Mengapa Kita Harus Membela Al-Aqsha?

  • Whatsapp

Oleh: Abdul Hanif
(Wakil Ketua PW Pemuda Muhammadiyah Sulteng)

DALAM beberapa waktu terakhir, ummat Islam di hampir seluruh dunia, menyuarakan protesnya terhadap sikap arogan Amerika yang menetapkan Yerussalem sebagai Ibukota Israel.

Bacaan Lainnya

Banyak yang antusias menyambut ajakan itu, tapi tak sedikit umat Islam yang mempertanyakan. Untuk apa membantu Al Aqsha?

Dalam tulisannya, sebagaimana dilansir web Sangpencerah.com, Pemred Muslimdaily.net, Zulfikri mengatakan bahwa rangkaian peristiwa di Masjid Al-Aqsa hendaknya menyadarkan kembali kepedulian masyarakat Indonesia untuk Masjid Al Aqsha dan Palestina. Bagi umat Islam khususnya, Masjid Al Aqsha bukanlah masjid sembarangan yang sama dengan masjid-masjid pada umumnya.

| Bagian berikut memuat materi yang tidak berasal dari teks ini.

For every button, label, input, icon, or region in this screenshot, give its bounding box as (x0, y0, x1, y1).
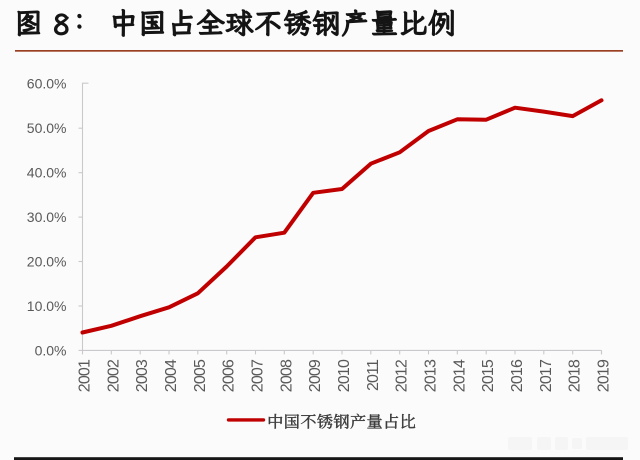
svg-text:2001: 2001 (77, 359, 94, 392)
svg-text:2012: 2012 (394, 359, 411, 392)
svg-text:2017: 2017 (538, 359, 555, 392)
svg-text:2014: 2014 (451, 359, 468, 392)
svg-text:2002: 2002 (105, 359, 122, 392)
svg-text:10.0%: 10.0% (27, 298, 67, 314)
svg-text:2007: 2007 (250, 359, 267, 392)
svg-text:30.0%: 30.0% (27, 209, 67, 225)
svg-text:2016: 2016 (509, 359, 526, 392)
svg-text:2005: 2005 (192, 359, 209, 392)
svg-text:2019: 2019 (596, 359, 613, 392)
svg-text:2006: 2006 (221, 359, 238, 392)
svg-text:50.0%: 50.0% (27, 120, 67, 136)
svg-text:2009: 2009 (307, 359, 324, 392)
svg-text:2015: 2015 (480, 359, 497, 392)
svg-text:2011: 2011 (365, 359, 382, 391)
svg-text:2018: 2018 (567, 359, 584, 392)
svg-text:2003: 2003 (134, 359, 151, 392)
svg-text:60.0%: 60.0% (27, 76, 67, 92)
svg-text:2008: 2008 (278, 359, 295, 392)
svg-text:2010: 2010 (336, 359, 353, 392)
svg-text:20.0%: 20.0% (27, 253, 67, 269)
svg-text:40.0%: 40.0% (27, 165, 67, 181)
svg-text:0.0%: 0.0% (35, 342, 67, 358)
svg-text:2004: 2004 (163, 359, 180, 392)
svg-text:2013: 2013 (423, 359, 440, 392)
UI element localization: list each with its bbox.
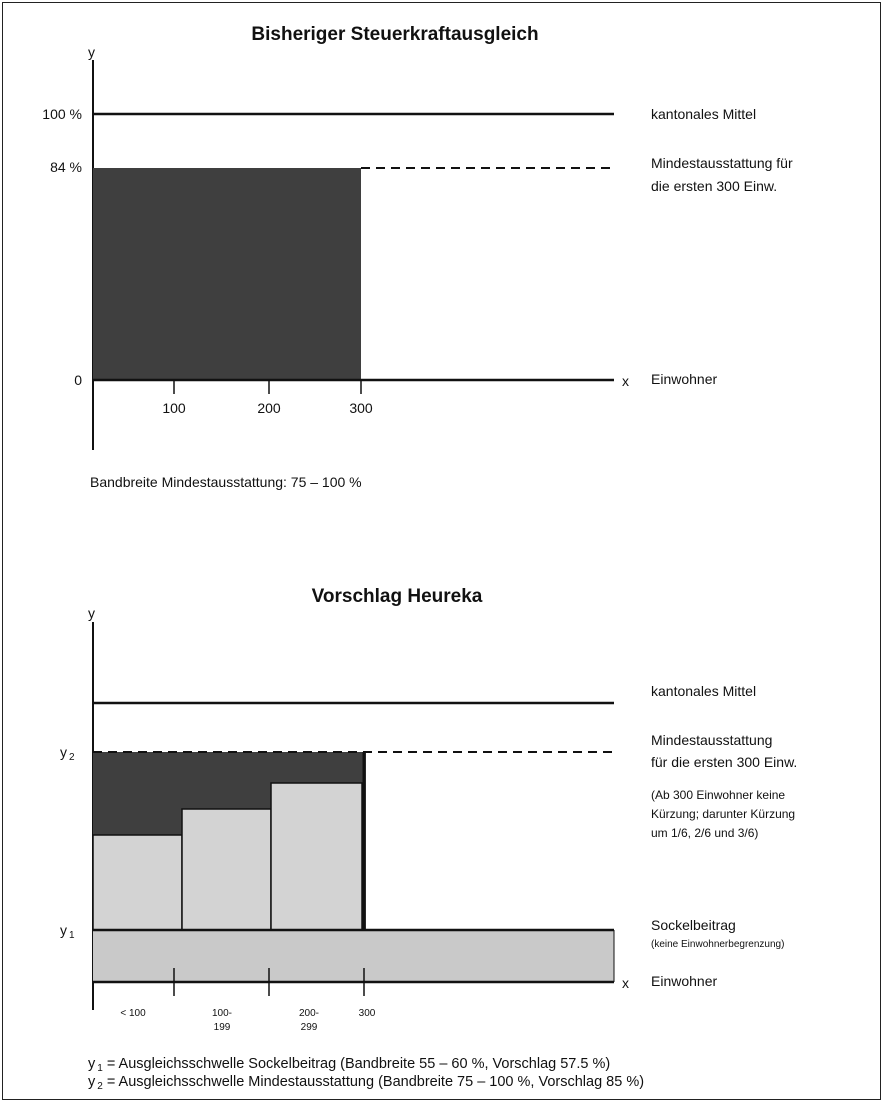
bottom-title: Vorschlag Heureka bbox=[312, 586, 483, 607]
top-x-axis-label: x bbox=[622, 373, 629, 389]
bottom-note-3: um 1/6, 2/6 und 3/6) bbox=[651, 826, 758, 840]
top-tick-84: 84 % bbox=[50, 159, 82, 175]
bottom-x-tick-200-299-a: 200- bbox=[299, 1008, 319, 1019]
top-x-tick-300: 300 bbox=[349, 400, 373, 416]
step-bar-100-199 bbox=[181, 808, 272, 931]
step-bar-200-299 bbox=[270, 782, 363, 931]
step-bar-under-100 bbox=[92, 834, 183, 931]
bottom-x-tick-200-299-b: 299 bbox=[301, 1022, 318, 1033]
top-y-axis-label: y bbox=[88, 44, 95, 60]
sockel-band bbox=[93, 930, 614, 982]
bottom-min-label-2: für die ersten 300 Einw. bbox=[651, 754, 797, 770]
top-mean-label: kantonales Mittel bbox=[651, 106, 756, 122]
top-min-label-1: Mindestausstattung für bbox=[651, 155, 793, 171]
bottom-min-label-1: Mindestausstattung bbox=[651, 732, 772, 748]
bottom-note-1: (Ab 300 Einwohner keine bbox=[651, 788, 785, 802]
top-diagram: Bisheriger Steuerkraftausgleich y 100 % … bbox=[42, 24, 793, 490]
bottom-y-axis-label: y bbox=[88, 605, 95, 621]
top-x-tick-100: 100 bbox=[162, 400, 186, 416]
top-x-label: Einwohner bbox=[651, 371, 717, 387]
top-min-bar bbox=[93, 168, 361, 380]
top-min-label-2: die ersten 300 Einw. bbox=[651, 178, 777, 194]
bottom-x-tick-100-199-b: 199 bbox=[214, 1022, 231, 1033]
top-tick-0: 0 bbox=[74, 372, 82, 388]
bottom-mean-label: kantonales Mittel bbox=[651, 683, 756, 699]
bottom-note-2: Kürzung; darunter Kürzung bbox=[651, 807, 795, 821]
bottom-x-axis-label: x bbox=[622, 975, 629, 991]
sockel-label: Sockelbeitrag bbox=[651, 917, 736, 933]
top-bandwidth-note: Bandbreite Mindestausstattung: 75 – 100 … bbox=[90, 474, 362, 490]
bottom-x-tick-under-100: < 100 bbox=[120, 1008, 146, 1019]
bottom-x-label: Einwohner bbox=[651, 973, 717, 989]
sockel-note: (keine Einwohnerbegrenzung) bbox=[651, 939, 784, 950]
top-tick-100: 100 % bbox=[42, 106, 82, 122]
bottom-x-tick-100-199-a: 100- bbox=[212, 1008, 232, 1019]
bottom-x-tick-300: 300 bbox=[359, 1008, 376, 1019]
top-x-tick-200: 200 bbox=[257, 400, 281, 416]
top-title: Bisheriger Steuerkraftausgleich bbox=[251, 24, 538, 45]
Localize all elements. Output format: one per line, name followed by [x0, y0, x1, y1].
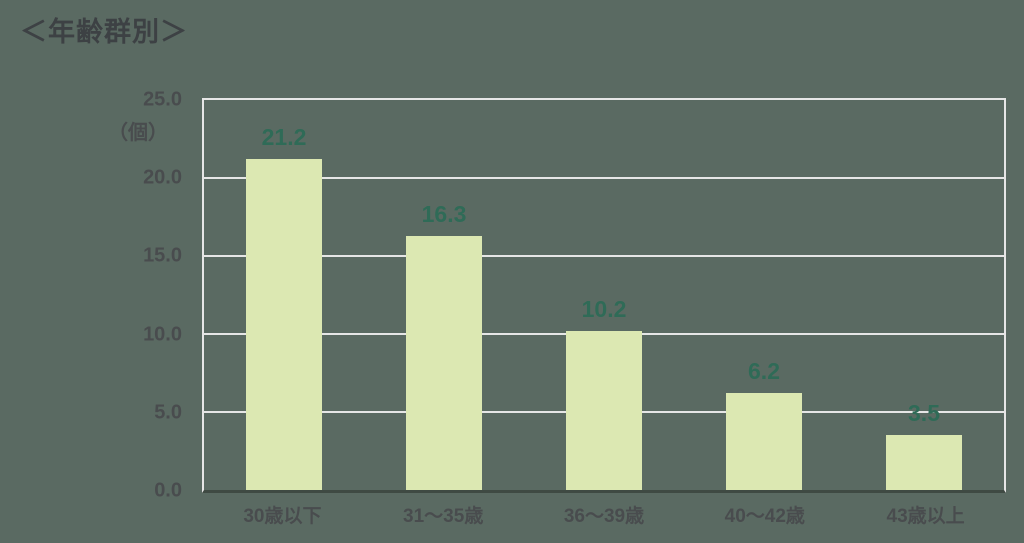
bar-36～39歳 — [566, 330, 642, 490]
bar-31～35歳 — [406, 235, 482, 490]
bar-slot-31～35歳: 16.3 — [364, 100, 524, 490]
bar-value-label: 16.3 — [421, 200, 467, 227]
bar-value-label: 10.2 — [581, 295, 627, 322]
bar-slot-43歳以上: 3.5 — [844, 100, 1004, 490]
y-tick-label: 5.0 — [154, 401, 182, 424]
y-axis-unit-label: （個） — [108, 122, 168, 144]
bar-slot-36～39歳: 10.2 — [524, 100, 684, 490]
bar-slot-40～42歳: 6.2 — [684, 100, 844, 490]
x-category-label: 43歳以上 — [886, 506, 965, 527]
page-title: ＜年齢群別＞ — [20, 17, 188, 47]
plot-area: 21.2 16.3 10.2 6.2 3.5 — [202, 98, 1006, 493]
y-tick-label: 20.0 — [143, 166, 182, 189]
x-category-label: 31～35歳 — [403, 506, 484, 527]
bar-value-label: 6.2 — [748, 358, 780, 385]
y-tick-label: 10.0 — [143, 323, 182, 346]
gridline-20 — [204, 177, 1004, 179]
gridline-15 — [204, 255, 1004, 257]
y-axis-tick-labels: 25.0 20.0 15.0 10.0 5.0 0.0 — [80, 89, 192, 502]
y-tick-label: 0.0 — [154, 479, 182, 502]
y-tick-label: 25.0 — [143, 88, 182, 111]
bar-30歳以下 — [246, 159, 322, 490]
bar-43歳以上 — [886, 435, 962, 490]
x-axis-category-labels: 30歳以下 31～35歳 36～39歳 40～42歳 43歳以上 — [202, 501, 1006, 528]
bar-value-label: 21.2 — [261, 124, 307, 151]
x-category-label: 40～42歳 — [724, 506, 805, 527]
bar-slot-30歳以下: 21.2 — [204, 100, 364, 490]
y-tick-label: 15.0 — [143, 244, 182, 267]
x-category-label: 36～39歳 — [563, 506, 645, 527]
bar-series: 21.2 16.3 10.2 6.2 3.5 — [204, 100, 1004, 490]
bar-40～42歳 — [726, 393, 802, 490]
x-category-label: 30歳以下 — [243, 506, 322, 527]
bar-value-label: 3.5 — [908, 400, 940, 427]
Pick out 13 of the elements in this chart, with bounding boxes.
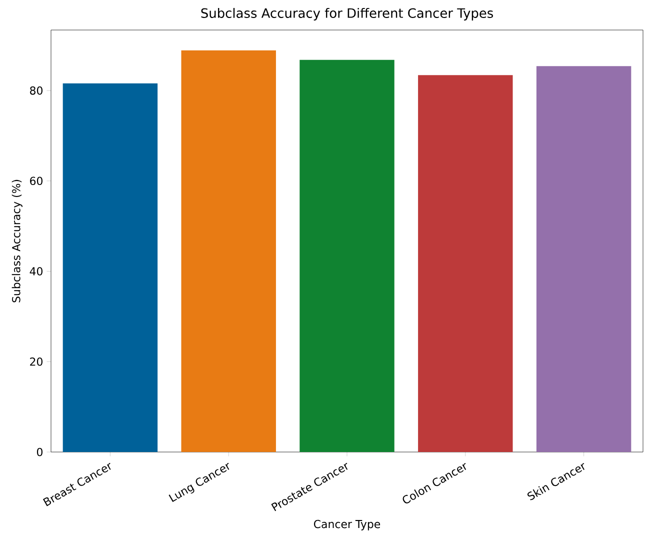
- y-tick-label: 40: [30, 267, 42, 276]
- x-axis-title: Cancer Type: [314, 520, 380, 530]
- y-tick-label: 20: [30, 358, 42, 366]
- bar: [181, 50, 276, 452]
- bar: [300, 60, 394, 452]
- chart-title: Subclass Accuracy for Different Cancer Types: [201, 8, 493, 20]
- bar: [536, 66, 632, 452]
- bar: [62, 83, 158, 452]
- y-tick-label: 0: [36, 448, 42, 456]
- y-tick-label: 60: [30, 176, 42, 186]
- y-tick-label: 80: [30, 86, 42, 95]
- bar: [418, 75, 513, 452]
- y-axis-title: Subclass Accuracy (%): [12, 180, 22, 302]
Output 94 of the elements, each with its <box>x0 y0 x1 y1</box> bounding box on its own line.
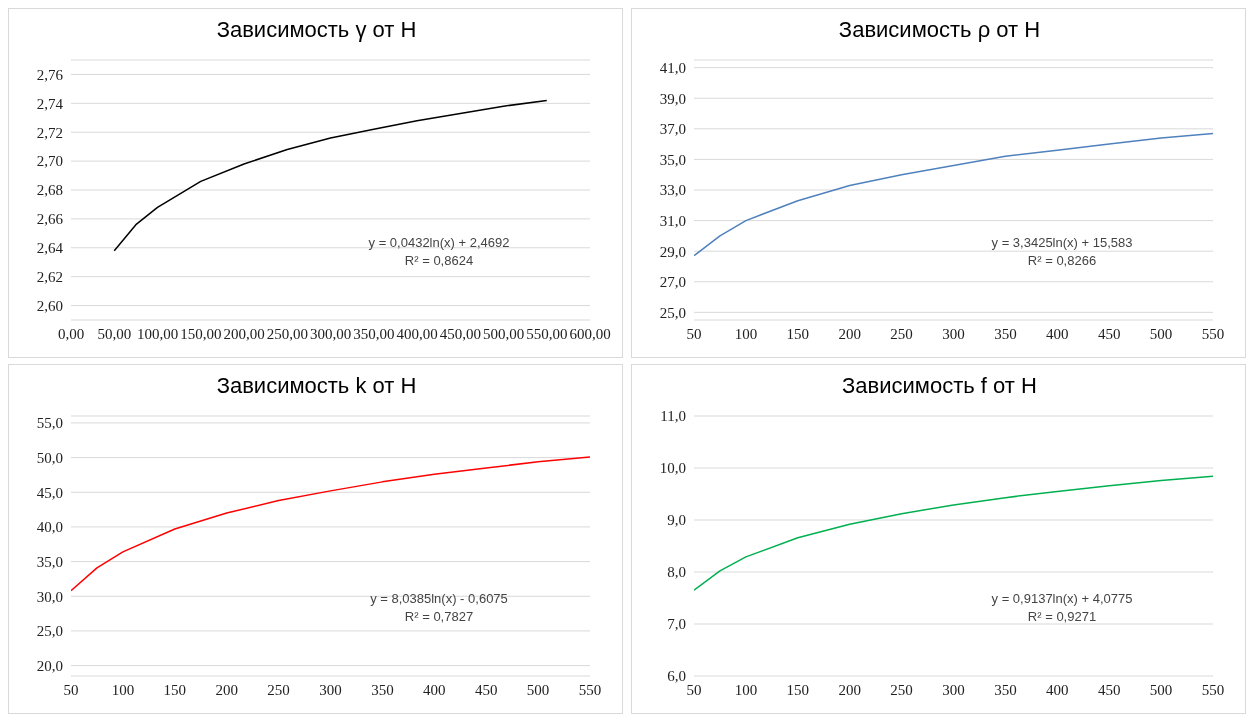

Masjid Al Aqsha merupakan masjid yang diberkahi yang namanya diberikan langsung oleh Allah ta’ala dan menjadi tempat transit Rasulullah shallallaahu ’alaihi wasallam saat melakukan perjalanan Isra’ Mi’raj sebagaimana disebut oleh Allah ta’ala dalam Surat Al-Isra ayat pertama.
Masjid Al Aqsha pernah menjadi kiblat pertama umat Islam sebagaimana kedudukan Kakbah di Masjid Al Haram pada saat ini.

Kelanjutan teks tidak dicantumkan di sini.